Interesting article about usability design on mobile search [LINK]

That might seem like a test for advanced Twitterati, but in a paper published this month—titled “‘How Old Do You Think I Am?’: A Study of Language and Age in Twitter”—four Dutch researchers reveal stylistic tics associated with younger and older tweeters. Nguyen’s team also discovered that, based on such tweet-tics, an automated program can better predict your age than a fellow human can.

Linguists love Twitter because it gives them access to an enormous amount of fresh data about how people communicate, and academics have used tweets to study how language might betray your ethnicity, gender and geographical location. (Coca-Cola is “pop” in some places, after all, and “soda” in others.) For their study on age, Nguyen and her colleagues randomly selected Twitter accounts and did some online sleuthing to determine the age of the owners, the best they could, using publicly available information like a LinkedIn profile stating that the person graduated from high school in 2002.

Younger tweeters, the University of Twente doctoral student found, were more likely to talk about themselves, use text speak, use ALL CAPITALIZED words and employ alphabetical lengthening, like writing “niiiiiiice” instead of “nice.” Among the top features associated with young people were the word school—which makes sense given that they’re more likely to be in it—the pronoun I, the articulated laughter haha and the classic happy face “:)”.

Older tweeters, meanwhile, were more likely to tweet out well-wishing phrases like good morning and take care. And their style is the kind we’d associate with better education: They used more complex language, longer tweets, longer words and more prepositions like for, to and under. The elder crowd also has a higher usage of links and hashtags. Nguyen theorizes that this is related to a stronger desire to share information and “impression management.”

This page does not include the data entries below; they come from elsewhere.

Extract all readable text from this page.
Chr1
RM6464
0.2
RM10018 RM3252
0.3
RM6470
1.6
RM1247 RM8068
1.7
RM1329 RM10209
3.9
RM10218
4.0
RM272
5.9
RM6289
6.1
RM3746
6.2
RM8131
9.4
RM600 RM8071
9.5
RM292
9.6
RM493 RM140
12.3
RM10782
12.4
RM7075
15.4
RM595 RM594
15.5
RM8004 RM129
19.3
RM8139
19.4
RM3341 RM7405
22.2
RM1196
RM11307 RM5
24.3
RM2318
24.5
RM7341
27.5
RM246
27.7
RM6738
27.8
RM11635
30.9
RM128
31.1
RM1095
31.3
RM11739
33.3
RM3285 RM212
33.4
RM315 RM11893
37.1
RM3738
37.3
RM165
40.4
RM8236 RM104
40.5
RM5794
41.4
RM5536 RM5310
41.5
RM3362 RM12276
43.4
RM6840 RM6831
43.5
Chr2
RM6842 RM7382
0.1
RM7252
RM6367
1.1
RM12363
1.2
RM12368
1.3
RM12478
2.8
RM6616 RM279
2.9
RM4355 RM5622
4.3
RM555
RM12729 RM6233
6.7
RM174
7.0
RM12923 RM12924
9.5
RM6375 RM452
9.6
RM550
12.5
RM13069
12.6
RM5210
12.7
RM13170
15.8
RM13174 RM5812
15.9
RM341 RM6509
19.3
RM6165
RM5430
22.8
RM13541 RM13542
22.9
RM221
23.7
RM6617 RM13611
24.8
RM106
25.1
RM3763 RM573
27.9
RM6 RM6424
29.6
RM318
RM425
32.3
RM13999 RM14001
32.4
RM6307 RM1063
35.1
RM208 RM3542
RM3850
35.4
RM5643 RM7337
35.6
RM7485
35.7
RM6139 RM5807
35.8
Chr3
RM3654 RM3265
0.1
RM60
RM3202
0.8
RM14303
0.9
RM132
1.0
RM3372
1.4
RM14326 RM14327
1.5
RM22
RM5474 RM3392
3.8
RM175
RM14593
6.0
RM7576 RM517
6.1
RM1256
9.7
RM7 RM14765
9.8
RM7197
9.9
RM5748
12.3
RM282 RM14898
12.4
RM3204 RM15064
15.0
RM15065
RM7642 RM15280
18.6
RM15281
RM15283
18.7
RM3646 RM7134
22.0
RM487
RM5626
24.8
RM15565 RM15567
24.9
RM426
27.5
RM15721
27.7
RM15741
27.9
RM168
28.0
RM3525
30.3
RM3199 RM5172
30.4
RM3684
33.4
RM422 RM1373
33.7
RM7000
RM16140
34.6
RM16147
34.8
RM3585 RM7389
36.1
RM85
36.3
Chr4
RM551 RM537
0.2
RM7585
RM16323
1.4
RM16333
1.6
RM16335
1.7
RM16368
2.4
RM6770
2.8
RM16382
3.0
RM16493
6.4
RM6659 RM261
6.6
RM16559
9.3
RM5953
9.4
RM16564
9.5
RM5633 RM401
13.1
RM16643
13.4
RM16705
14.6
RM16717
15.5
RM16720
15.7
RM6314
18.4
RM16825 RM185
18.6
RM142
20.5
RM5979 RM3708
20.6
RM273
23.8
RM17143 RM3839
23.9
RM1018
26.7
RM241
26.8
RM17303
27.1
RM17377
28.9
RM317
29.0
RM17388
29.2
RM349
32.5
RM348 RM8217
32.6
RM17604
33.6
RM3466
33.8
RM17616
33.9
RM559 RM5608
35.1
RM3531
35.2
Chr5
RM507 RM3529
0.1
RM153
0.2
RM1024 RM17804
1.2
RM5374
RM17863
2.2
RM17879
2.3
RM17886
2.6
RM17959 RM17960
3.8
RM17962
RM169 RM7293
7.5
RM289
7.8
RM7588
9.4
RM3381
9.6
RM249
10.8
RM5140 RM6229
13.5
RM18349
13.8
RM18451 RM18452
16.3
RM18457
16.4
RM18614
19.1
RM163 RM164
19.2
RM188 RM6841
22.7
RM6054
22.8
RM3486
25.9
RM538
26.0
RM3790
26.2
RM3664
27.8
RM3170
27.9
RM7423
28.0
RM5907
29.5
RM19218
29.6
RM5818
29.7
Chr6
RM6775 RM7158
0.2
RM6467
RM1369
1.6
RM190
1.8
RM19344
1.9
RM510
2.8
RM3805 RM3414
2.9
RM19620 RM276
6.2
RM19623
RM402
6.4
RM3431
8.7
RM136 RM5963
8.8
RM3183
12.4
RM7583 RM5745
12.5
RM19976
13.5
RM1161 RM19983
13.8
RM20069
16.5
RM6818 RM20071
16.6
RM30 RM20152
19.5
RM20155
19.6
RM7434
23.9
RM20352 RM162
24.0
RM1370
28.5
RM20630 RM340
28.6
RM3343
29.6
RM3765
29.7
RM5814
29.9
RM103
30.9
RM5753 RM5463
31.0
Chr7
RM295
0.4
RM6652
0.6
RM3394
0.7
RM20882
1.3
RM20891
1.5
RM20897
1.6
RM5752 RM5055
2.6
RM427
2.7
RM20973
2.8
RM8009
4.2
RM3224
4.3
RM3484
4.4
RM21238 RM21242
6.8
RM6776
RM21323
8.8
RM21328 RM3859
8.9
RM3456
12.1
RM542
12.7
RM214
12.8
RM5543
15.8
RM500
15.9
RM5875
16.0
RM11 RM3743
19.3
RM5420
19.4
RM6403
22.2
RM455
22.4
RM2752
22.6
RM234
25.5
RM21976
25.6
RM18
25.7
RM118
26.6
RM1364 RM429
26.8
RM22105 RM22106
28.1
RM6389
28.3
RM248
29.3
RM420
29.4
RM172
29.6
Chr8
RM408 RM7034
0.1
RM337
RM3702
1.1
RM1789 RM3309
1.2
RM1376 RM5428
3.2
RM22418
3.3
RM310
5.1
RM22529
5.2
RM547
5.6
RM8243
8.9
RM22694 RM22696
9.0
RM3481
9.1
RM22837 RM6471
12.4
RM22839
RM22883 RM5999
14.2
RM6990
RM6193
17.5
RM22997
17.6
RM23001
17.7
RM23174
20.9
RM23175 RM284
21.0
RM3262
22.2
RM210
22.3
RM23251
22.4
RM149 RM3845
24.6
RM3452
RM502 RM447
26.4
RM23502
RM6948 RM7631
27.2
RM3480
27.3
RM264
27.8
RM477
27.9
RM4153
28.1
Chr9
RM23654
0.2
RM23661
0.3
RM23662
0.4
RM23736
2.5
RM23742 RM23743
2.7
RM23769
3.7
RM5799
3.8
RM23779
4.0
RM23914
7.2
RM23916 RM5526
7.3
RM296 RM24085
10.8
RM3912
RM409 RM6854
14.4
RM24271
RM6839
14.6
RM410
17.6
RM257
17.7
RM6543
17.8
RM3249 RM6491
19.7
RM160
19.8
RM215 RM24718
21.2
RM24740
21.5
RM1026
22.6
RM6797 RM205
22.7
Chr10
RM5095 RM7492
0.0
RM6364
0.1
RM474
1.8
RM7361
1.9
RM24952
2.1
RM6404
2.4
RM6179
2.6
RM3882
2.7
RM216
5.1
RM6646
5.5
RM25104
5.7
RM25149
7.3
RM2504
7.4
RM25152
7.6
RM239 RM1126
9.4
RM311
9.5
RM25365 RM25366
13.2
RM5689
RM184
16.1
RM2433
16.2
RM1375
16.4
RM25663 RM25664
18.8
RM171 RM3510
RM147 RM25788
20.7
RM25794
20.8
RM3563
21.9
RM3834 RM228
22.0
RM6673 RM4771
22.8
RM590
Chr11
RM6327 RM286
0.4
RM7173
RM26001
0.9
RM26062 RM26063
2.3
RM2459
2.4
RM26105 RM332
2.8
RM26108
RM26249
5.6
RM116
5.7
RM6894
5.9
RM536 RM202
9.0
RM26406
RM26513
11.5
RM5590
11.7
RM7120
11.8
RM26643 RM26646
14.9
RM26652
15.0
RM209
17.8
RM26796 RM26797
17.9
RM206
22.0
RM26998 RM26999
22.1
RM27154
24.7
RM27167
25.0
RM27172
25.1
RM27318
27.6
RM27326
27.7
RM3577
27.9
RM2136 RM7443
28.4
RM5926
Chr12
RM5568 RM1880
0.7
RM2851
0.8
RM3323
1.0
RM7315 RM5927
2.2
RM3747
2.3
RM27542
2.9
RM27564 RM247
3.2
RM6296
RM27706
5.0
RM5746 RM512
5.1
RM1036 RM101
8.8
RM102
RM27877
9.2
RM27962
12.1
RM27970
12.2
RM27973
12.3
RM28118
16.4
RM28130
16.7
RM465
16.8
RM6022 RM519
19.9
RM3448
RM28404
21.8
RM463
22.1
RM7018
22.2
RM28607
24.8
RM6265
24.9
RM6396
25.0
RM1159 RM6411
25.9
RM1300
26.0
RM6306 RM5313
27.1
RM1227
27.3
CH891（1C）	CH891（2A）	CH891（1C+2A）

Though an automated system analyzing word use did a better job picking out the age of tweeters, Nguyen found that it was much harder for both automatons and humans to predict the age of older users. The variables they studied show little change after about 30 years of age, Nguyen tells TIME: “For example, the difference between the language of a 13-year-old and a 18-year-old is much larger (on average) than the difference between the language of a 40- or 50-year-old.”

This graph, written in Dutch, shows where humans start to miss the mark. The red line represents perfect age predictions for Twitter users and the black line shows what people guessed. As you can see, the tendency is to underestimate the age of the tweeter:

Screen Shot 2013-07-17 at 11.03.11 AM

Courtesy of Dong Nguyen

Even if younger people are easier to pick out, as Nguyen writes, “Not every X-year old sounds the same.” In one case study, Nguyen’s system pegged a 24-year-old  as a 17-year-old because the tweeter used teeny-bopper style, frequently referencing themself and throwing punctuation into unconventional places.

Still, by now you should be able to guess which tweet at the top is from the more youthful social-media user. As Nguyen reveals at the end of her post:

AS LONG AS YOU LOVE ME <3 is the product of a 13-year-old female.

Interesting article about usability design on mobile search [LINK] comes from a 30-year-old male.